Halte ich für eine völlig absurde und unrealistische Vorstellung.


Wie soll denn das funktionieren?
Flächendeckend nur noch MVZen?
Die gesamte ambulante Versorgung an die Krankenhäuser angliedern?

Cingulum123
07.07.2019, 08:12
Halte ich für eine völlig absurde und unrealistische Vorstellung.


Wie soll denn das funktionieren?
Flächendeckend nur noch MVZen?
Die gesamte ambulante Versorgung an die Krankenhäuser angliedern?

Vorstellen kann ich es mir auch nicht, aber es geistert immer wieder mal herum. Tatsächlich gibt es hier in der Gegend immer mehr MVZ, teils als Neugründung, aber keine Praxiseröffnungen, obwohl Sitze in vielen Bereichen noch zu haben sind.

Shizr
07.07.2019, 12:47
Tatsächlich gibt es hier in der Gegend immer mehr MVZ, teils als Neugründung, aber keine Praxiseröffnungen, obwohl Sitze in vielen Bereichen noch zu haben sind.
Aber das hat nach meinem Eindruck weniger mit einem politischen Willen dazu zu tun, sondern vielmehr damit, dass man so das unternehmerische Risiko besser verteilen kann.


Manches MVZ ist ja auch so organisiert, dass die Kassensitze der Gesellschaft dahinter gehören und die dort tätigen Ärzte angestellt sind.

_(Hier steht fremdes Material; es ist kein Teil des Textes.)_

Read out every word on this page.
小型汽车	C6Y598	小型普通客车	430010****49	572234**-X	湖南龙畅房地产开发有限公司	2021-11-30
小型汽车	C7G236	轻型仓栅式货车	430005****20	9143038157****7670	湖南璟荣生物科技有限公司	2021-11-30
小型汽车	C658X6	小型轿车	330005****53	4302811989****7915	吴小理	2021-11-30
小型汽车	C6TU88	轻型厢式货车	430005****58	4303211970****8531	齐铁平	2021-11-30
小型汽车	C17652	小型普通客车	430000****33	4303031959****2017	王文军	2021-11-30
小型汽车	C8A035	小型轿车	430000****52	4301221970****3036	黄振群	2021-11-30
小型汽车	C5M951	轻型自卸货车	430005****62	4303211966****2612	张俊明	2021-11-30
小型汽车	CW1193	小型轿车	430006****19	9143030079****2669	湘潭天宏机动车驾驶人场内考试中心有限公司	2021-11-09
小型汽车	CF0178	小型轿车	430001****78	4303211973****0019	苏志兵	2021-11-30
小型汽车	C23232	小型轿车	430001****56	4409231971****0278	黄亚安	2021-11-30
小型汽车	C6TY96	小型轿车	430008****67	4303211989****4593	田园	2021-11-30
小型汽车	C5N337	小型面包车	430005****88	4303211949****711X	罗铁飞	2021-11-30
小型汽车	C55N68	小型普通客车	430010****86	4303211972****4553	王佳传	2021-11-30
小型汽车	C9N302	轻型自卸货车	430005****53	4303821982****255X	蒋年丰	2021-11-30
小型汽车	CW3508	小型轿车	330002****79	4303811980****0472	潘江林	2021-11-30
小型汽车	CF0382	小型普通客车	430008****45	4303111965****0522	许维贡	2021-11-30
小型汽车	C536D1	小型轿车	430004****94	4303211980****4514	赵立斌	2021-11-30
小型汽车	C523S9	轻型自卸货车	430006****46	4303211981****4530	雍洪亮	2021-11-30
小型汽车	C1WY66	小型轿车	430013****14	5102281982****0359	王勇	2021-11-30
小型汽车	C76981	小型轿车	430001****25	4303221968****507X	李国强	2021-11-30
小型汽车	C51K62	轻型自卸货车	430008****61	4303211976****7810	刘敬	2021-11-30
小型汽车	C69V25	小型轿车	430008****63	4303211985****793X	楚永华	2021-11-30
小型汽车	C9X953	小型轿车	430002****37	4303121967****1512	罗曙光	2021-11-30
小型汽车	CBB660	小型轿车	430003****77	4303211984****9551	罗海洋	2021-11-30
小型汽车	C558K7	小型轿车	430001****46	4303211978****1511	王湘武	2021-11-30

Ich denke, die MVZ werden mehr werden, aber die Einzel-/Gemeinschaftspraxen wird es weiterhin geben.

WackenDoc
07.07.2019, 12:51
Angestelltenverhältnis in einem MVZ ist sicher für einige Kollegen attraktiv. Nicht jeder will das unternehmerische Risiko der Praxisinhaberschaft tragen. Wird wohl auf eine Mischung hinaus laufen und die Politik und auch unsere Standesvertretung wird dafür sorge tragen müssen, dass die kleineren Praxen gegenüber den MVZ nicht vom Markt gedrängt werden.

med_in_1
07.07.2019, 14:32
Ich denke man muss hier zwischen dem hausärztlichen und fachärztlichen Sektor trennen. Lies man die entsprechenden Gutachten des Sachverständigen Ausschusses, so wird dort im Facharztsektor schon, erstaunlich direkt, moniert, dass dort Patienten ohne Termin (trotz anderslautender Verpflichtung) zumindest nicht immer auch "akut" gesehen werden - wobei ja im Vertragsarztrecht die Notfalldefinition eine andere ist als im Rettungsdienst. Ob sich da durch z.B. Ambulanzanbindung an die Klinik etwas ändert bleibt abzuwarten.

Zumindest für den Hausarztsektor sehe ich das nicht ganz so kommen, da auch die neuere Gesetzgebung gewisse Maximalfahrzeiten zur nächsten Hausarztpraxis vorsieht und hier v.a. zwischen "einen Sitz haben" und "einen besetzen können" auch Unterschiede bestehen.

Ich denke, es ist auch eine Generationsfrage: Man lebt doch heute eher damit, dass das Geld zwar reichen aber die Work-Life Balance mehr zu "Family" & "Life" als zur Work & Profit tendiert, was das Angestelltenverhältnis gegenüber der vielen Vorteile des Selbstständigseins relativiert. Wenn ich jedoch sehe, dass ich im Jahr - mit brutto knapp 200.000 Euro zzgl. der Vorteile des Selbstständigen (PKW, "3. Lohntüte des Selbstständigen", echt flexible Arbeits- und Urlaubszeiten, Weiterbildungen (und Unterkünfte nach Wunsch)) - vom "Platz" gehe, ziehe ich selbst das Selbstständige Leben - trotz des ganzen Ärgers eher vor.

WackenDoc
07.07.2019, 14:57
Die flexiblen Arbeits- und Urlaubszeiten relativieren sich ganz schnell mit einer Kassenpraxis.

med_in_1
07.07.2019, 15:27
Die flexiblen Arbeits- und Urlaubszeiten relativieren sich ganz schnell mit einer Kassenpraxis.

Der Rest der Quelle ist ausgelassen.